Other charities benefiting the residents of Hosyer’s Almshouses between 1552 and 1835

Throughout this period, many better-off Ludlow residents gave generously to the poor. Between 1550 and 1600, for example, 65 of the 194 extant Ludlow wills had bequests to the poor. Most of these were one-off donations, but a few followed the example of John Hosyer and made endowments, that is gave property or invested funds in favour of a particular charity. A number of the charities were specifically for the residents of Hosyer's Almhouses. These included:

Thomas Candland, 1617

Thomas Candland was a prosperous Ludlow mercer, who had premises at Nos. 14/15 King Street.

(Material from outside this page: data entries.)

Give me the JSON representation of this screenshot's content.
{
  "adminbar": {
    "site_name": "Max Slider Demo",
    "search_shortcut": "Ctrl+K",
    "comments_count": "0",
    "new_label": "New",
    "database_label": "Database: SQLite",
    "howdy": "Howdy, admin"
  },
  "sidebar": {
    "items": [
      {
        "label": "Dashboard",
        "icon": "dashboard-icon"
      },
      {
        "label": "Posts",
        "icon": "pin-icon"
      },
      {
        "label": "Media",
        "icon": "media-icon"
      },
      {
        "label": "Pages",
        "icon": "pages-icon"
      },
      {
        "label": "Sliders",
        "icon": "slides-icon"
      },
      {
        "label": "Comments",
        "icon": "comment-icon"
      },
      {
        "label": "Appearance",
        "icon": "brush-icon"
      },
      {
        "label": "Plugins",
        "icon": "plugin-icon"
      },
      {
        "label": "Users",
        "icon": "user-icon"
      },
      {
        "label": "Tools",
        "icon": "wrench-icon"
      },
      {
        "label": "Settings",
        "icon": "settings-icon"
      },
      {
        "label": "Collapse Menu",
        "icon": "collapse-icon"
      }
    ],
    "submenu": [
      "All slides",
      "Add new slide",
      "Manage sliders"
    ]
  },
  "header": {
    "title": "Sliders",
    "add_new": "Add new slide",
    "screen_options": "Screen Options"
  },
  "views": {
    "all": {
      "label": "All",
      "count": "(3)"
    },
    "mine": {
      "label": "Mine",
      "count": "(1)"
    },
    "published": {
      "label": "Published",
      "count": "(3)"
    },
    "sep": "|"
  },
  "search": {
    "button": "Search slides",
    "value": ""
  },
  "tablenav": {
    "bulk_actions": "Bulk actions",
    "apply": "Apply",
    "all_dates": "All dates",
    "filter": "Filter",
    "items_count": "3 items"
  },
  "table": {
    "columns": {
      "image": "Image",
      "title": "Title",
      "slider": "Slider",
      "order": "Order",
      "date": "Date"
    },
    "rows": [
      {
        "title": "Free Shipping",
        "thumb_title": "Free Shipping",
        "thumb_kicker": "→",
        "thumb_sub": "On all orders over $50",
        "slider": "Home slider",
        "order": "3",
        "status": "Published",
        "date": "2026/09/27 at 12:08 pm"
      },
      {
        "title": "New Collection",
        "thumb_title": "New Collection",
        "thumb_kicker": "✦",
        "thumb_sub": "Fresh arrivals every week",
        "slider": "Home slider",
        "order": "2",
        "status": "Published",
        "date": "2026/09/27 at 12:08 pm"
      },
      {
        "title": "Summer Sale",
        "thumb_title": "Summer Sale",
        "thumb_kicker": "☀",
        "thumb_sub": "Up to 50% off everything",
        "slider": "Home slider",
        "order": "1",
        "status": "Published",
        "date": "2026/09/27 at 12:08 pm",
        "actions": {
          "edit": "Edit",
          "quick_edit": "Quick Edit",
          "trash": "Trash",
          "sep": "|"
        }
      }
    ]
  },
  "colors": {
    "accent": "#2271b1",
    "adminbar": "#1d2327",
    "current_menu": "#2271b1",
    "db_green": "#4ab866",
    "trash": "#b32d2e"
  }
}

He was on the Corpo-ration for 45 years, and served as Bailiff six times. He left a rent charge from what is now No. 13 King Street to provide 4d to each resident at Hosyer's on Ash Wednesday.

James Walter, 1624

James Walter was the son of a Ludlow judge, Edmund Walter, Chief Justice of South Wales, whose tomb is in the chancel of the parish church. He acquired lands in Richards Castle and set himself up as a substantial landowner. He left £10 a year to Ludlow Borough Corporation which was used with other funds to increase the weekly payments to the Hosyer's residents.

William Archer, 1677

William Archer was a landowner who held office at the Council of the Marches which had its headquarters at Ludlow Castle. He left a rent charge from land in Sutton's Close (between Old Street, Friars' Walk and Lower Galdeford), from which the Hosyer's residents were given 4d each on Good Friday.

Susan Gay, 1724

Susan Gay left land at Kingsland, Herefordshire, the income from which was used to increase the weekly payments.
Morgan Lloyd, 1735. Morgan Lloyd was a carrier, who lived in Dinham. He gave a rent charge from No. 40 Dinham which gave the residents 4d each a year.

Mary Betenson, 1797; Susan Smith, 1801; and Sarah Owen, 1824

These ladies were all widows who left £100 each to further increase the weekly payments.